I read a little bit on how to spot them. 
(http://www.tangible-technology.com/articles/joint_update.html)
I think I may have found it. Does this look bad to anyone?









Thanks...


----------



## leroys1000 (Aug 16, 2007)

Looks like it might have a bubble from oxidation.
Use a little bit of rosin flux and reheat it.


----------



## ljzmcm (Apr 28, 2008)

You'll have to forgive me - I'm an amateur at this. 

Is Rosin Flux a type of solder? Right now I have .022 diameter Silver Bearing Solder

Thanks.


----------



## Plater (Mar 23, 2008)

No. Flux is the medium that helps the solder flow. The joint must be cleaned probably best with the end of a very small flat screwdriver. Only scrape the joint and not the board. any scratch on the board could cause current to track to another connection. Another point to take into account, is heat. You have to use a solder gun with an instant on/off switch with a very small point. The job has to be done quickly to stop the heat tranfer loosening other joints. If the board is not important to you. eg. it's not working anyway, have a go, nothing to lose & a lot to learn. Otherwise, take it to a Professional.


----------



## JohnWill (Oct 19, 2002)

I can't tell from that picture, but you don't need silver bearing solder, just plain rosin core solder. Rosin flux is embedded to clean the joint and allow the solder to bind to the components.


----------



## ljzmcm (Apr 28, 2008)

JohnWill said:


> I can't tell from that picture, but you don't need silver bearing solder, just plain rosin core solder. Rosin flux is embedded to clean the joint and allow the solder to bind to the components.

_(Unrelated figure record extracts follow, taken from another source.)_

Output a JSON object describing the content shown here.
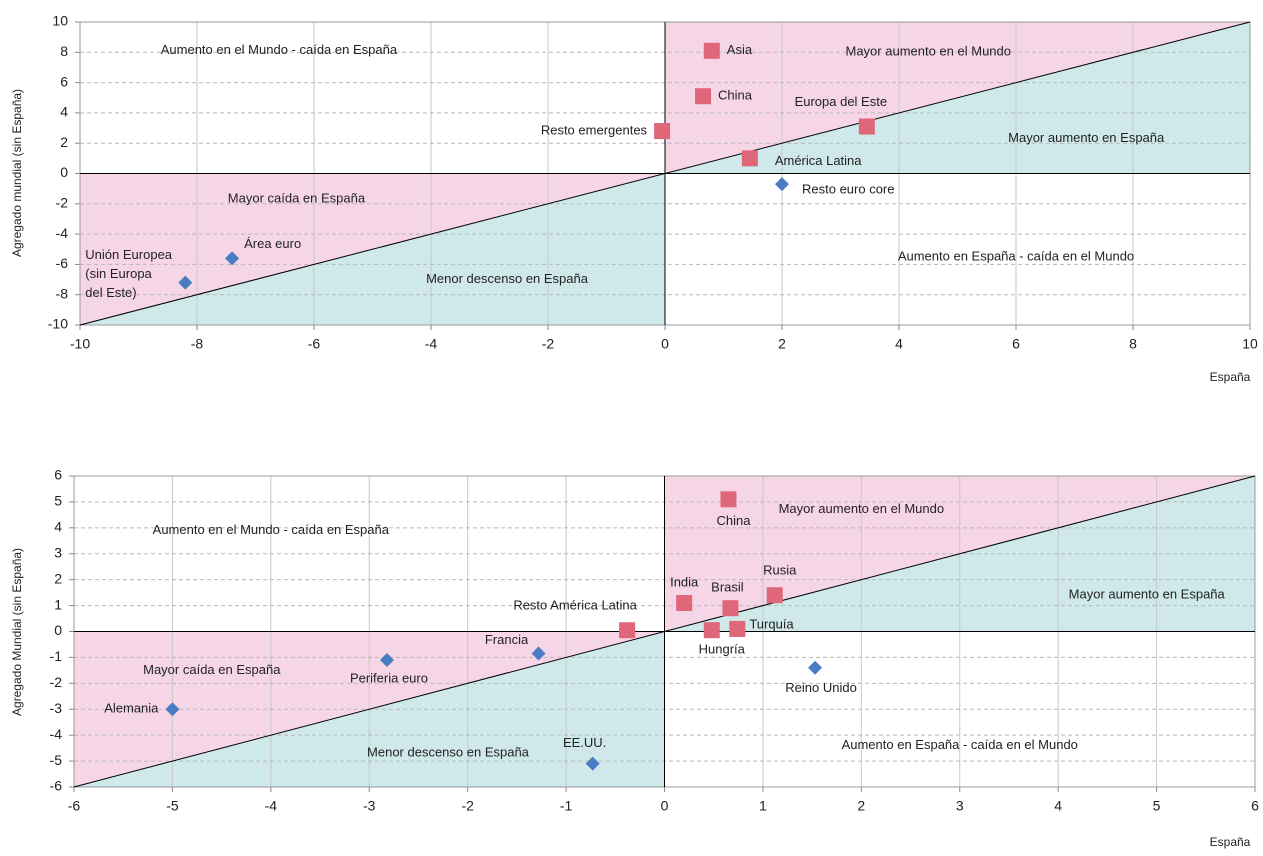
{
  "chart_data": [
    {
      "type": "scatter",
      "xlabel": "España",
      "ylabel": "Agregado mundial (sin España)",
      "xlim": [
        -10,
        10
      ],
      "ylim": [
        -10,
        10
      ],
      "xticks": [
        -10,
        -8,
        -6,
        -4,
        -2,
        0,
        2,
        4,
        6,
        8,
        10
      ],
      "yticks": [
        -10,
        -8,
        -6,
        -4,
        -2,
        0,
        2,
        4,
        6,
        8,
        10
      ],
      "grid": true,
      "diagonal": true,
      "upper_color": "#f6d6e6",
      "lower_color": "#cfe9ea",
      "annotations": [
        "Aumento en el Mundo - caída en España",
        "Mayor aumento en el Mundo",
        "Mayor aumento en España",
        "Mayor caída en España",
        "Menor descenso en España",
        "Aumento en España - caída en el Mundo"
      ],
      "series": [
        {
          "marker": "square",
          "color": "#e0667a",
          "labels": [
            "Asia",
            "China",
            "Resto emergentes",
            "Europa del Este",
            "América Latina"
          ],
          "x": [
            0.8,
            0.65,
            -0.05,
            3.45,
            1.45
          ],
          "values": [
            8.1,
            5.1,
            2.8,
            3.1,
            1.0
          ]
        },
        {
          "marker": "diamond",
          "color": "#4a7cc4",
          "labels": [
            "Resto euro core",
            "Área euro",
            [
              "Unión Europea",
              "(sin Europa",
              "del Este)"
            ]
          ],
          "x": [
            2.0,
            -7.4,
            -8.2
          ],
          "values": [
            -0.7,
            -5.6,
            -7.2
          ]
        }
      ]
    },
    {
      "type": "scatter",
      "xlabel": "España",
      "ylabel": "Agregado Mundial (sin España)",
      "xlim": [
        -6,
        6
      ],
      "ylim": [
        -6,
        6
      ],
      "xticks": [
        -6,
        -5,
        -4,
        -3,
        -2,
        -1,
        0,
        1,
        2,
        3,
        4,
        5,
        6
      ],
      "yticks": [
        -6,
        -5,
        -4,
        -3,
        -2,
        -1,
        0,
        1,
        2,
        3,
        4,
        5,
        6
      ],
      "grid": true,
      "diagonal": true,
      "upper_color": "#f6d6e6",
      "lower_color": "#cfe9ea",
      "annotations": [
        "Aumento en el Mundo - caída en España",
        "Mayor aumento en el Mundo",
        "Mayor aumento en España",
        "Mayor caída en España",
        "Menor descenso en España",
        "Aumento en España - caída en el Mundo"
      ],
      "series": [
        {
          "marker": "square",
          "color": "#e0667a",
          "labels": [
            "China",
            "India",
            "Brasil",
            "Rusia",
            "Resto América Latina",
            "Hungría",
            "Turquía"
          ],
          "x": [
            0.65,
            0.2,
            0.67,
            1.12,
            -0.38,
            0.48,
            0.74
          ],
          "values": [
            5.1,
            1.1,
            0.9,
            1.4,
            0.05,
            0.05,
            0.1
          ]
        },
        {
          "marker": "diamond",
          "color": "#4a7cc4",
          "labels": [
            "Francia",
            "Periferia euro",
            "Alemania",
            "EE.UU.",
            "Reino Unido"
          ],
          "x": [
            -1.28,
            -2.82,
            -5.0,
            -0.73,
            1.53
          ],
          "values": [
            -0.85,
            -1.1,
            -3.0,
            -5.1,
            -1.4
          ]
        }
      ]
    }
  ]
}
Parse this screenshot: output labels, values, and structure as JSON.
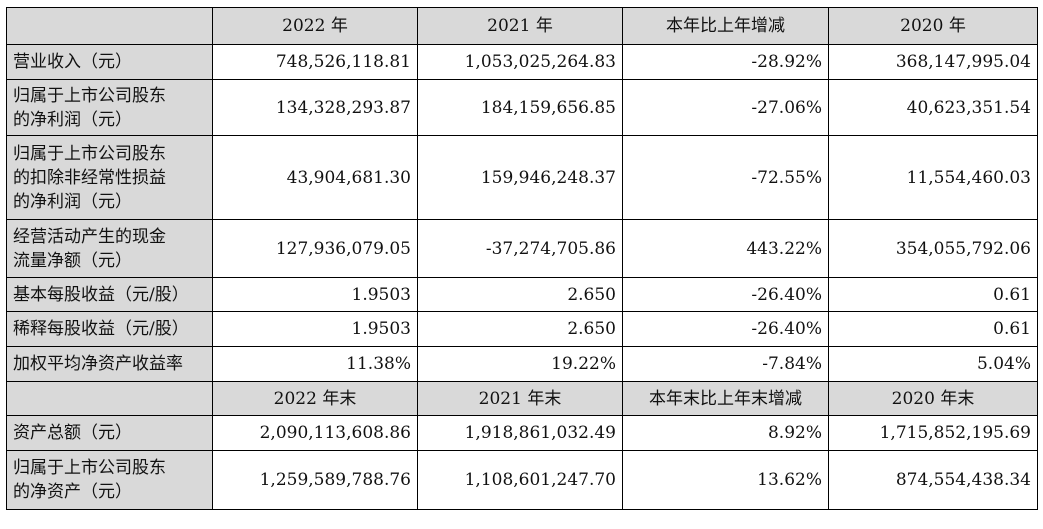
{
  "header1": [
    "2022 年",
    "2021 年",
    "本年比上年增减",
    "2020 年"
  ],
  "rows1": [
    {
      "label": [
        "营业收入（元）"
      ],
      "values": [
        "748,526,118.81",
        "1,053,025,264.83",
        "-28.92%",
        "368,147,995.04"
      ]
    },
    {
      "label": [
        "归属于上市公司股东",
        "的净利润（元）"
      ],
      "values": [
        "134,328,293.87",
        "184,159,656.85",
        "-27.06%",
        "40,623,351.54"
      ]
    },
    {
      "label": [
        "归属于上市公司股东",
        "的扣除非经常性损益",
        "的净利润（元）"
      ],
      "values": [
        "43,904,681.30",
        "159,946,248.37",
        "-72.55%",
        "11,554,460.03"
      ]
    },
    {
      "label": [
        "经营活动产生的现金",
        "流量净额（元）"
      ],
      "values": [
        "127,936,079.05",
        "-37,274,705.86",
        "443.22%",
        "354,055,792.06"
      ]
    },
    {
      "label": [
        "基本每股收益（元/股）"
      ],
      "values": [
        "1.9503",
        "2.650",
        "-26.40%",
        "0.61"
      ]
    },
    {
      "label": [
        "稀释每股收益（元/股）"
      ],
      "values": [
        "1.9503",
        "2.650",
        "-26.40%",
        "0.61"
      ]
    },
    {
      "label": [
        "加权平均净资产收益率"
      ],
      "values": [
        "11.38%",
        "19.22%",
        "-7.84%",
        "5.04%"
      ]
    }
  ],
  "header2": [
    "2022 年末",
    "2021 年末",
    "本年末比上年末增减",
    "2020 年末"
  ],
  "rows2": [
    {
      "label": [
        "资产总额（元）"
      ],
      "values": [
        "2,090,113,608.86",
        "1,918,861,032.49",
        "8.92%",
        "1,715,852,195.69"
      ]
    },
    {
      "label": [
        "归属于上市公司股东",
        "的净资产（元）"
      ],
      "values": [
        "1,259,589,788.76",
        "1,108,601,247.70",
        "13.62%",
        "874,554,438.34"
      ]
    }
  ]
}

Awesome thanks. I'll go get the Rosin kind.

Should I braid it off first or is it usually okay to just resolder?


----------



## leroys1000 (Aug 16, 2007)

It would be better to remove the old solder.
Just be careful not to pull up on the desoldering
braid if it is stuck to the board.
Lift it when it is hot enough.
Don't want to pull the trace off the board.


----------



## JohnWill (Oct 19, 2002)

I agree that removing a lot of the old solder is a good idea.


----------



## ljzmcm (Apr 28, 2008)

Cool, thanks guys. Gonna give it a shot today after work and let ya know how it goes.


----------



## sup2a (Oct 9, 2007)

yea as suggested only put on 5 seconds of heat, any more and it could cause problems, the average life span of a pad is 20 seconds and trust me its true, the glue will lift right off, make sure you give the area a good chemical clean afterwards to remove excess flux.


----------



## ljzmcm (Apr 28, 2008)

What is a "pad"?

I went at it this morning before work. Luckily I caught your post of "no more than 5 seconds"! It braided off clean and rubbed it down with a little acne facial pad. Havent bought the Rosin Flux yet...

More later!


----------



## sup2a (Oct 9, 2007)

the track the joints are soldered on are pads.... in other words the copper or whatever things glued onto the actual board


----------



## JohnWill (Oct 19, 2002)

It's copper, and it's bonded to the PCB material. OTOH, you are quite correct that too much heat for too long will indeed lift the pads. In truth, it's the temperature more than the time that lifts pads. I use a temperature controlled soldering iron at 650F, and lifting pads is rarely an issue. OTOH, using a hotter iron (almost any unregulated one), will lift them much quicker than using the correct temperature.


----------



## sup2a (Oct 9, 2007)

thats a good point, sorry still rather new to soldering, currently studying it, at the recommended temperature we use (350c perfect for wetting) the max you can hold it on there for is 20 seconds, on another temperature (450c) it did take less time and i managed to lift a few pads (as part of the exercise) and caused serious damage to the test boards, you really don't need to put the iron on there for long anyway, just take into consideration that this item has already been soldered... therefore taking a few seconds of its life...


----------



## ljzmcm (Apr 28, 2008)

Yikes haha. This sounds much more complicated that I initially thought. 
I've yet to try resoldering with the rosin flux but I'm pretty sure I braded everything off real nice =)

Thanks for all this info guys. Extremely helpful


----------



## JohnWill (Oct 19, 2002)

Let us know if you have success.


----------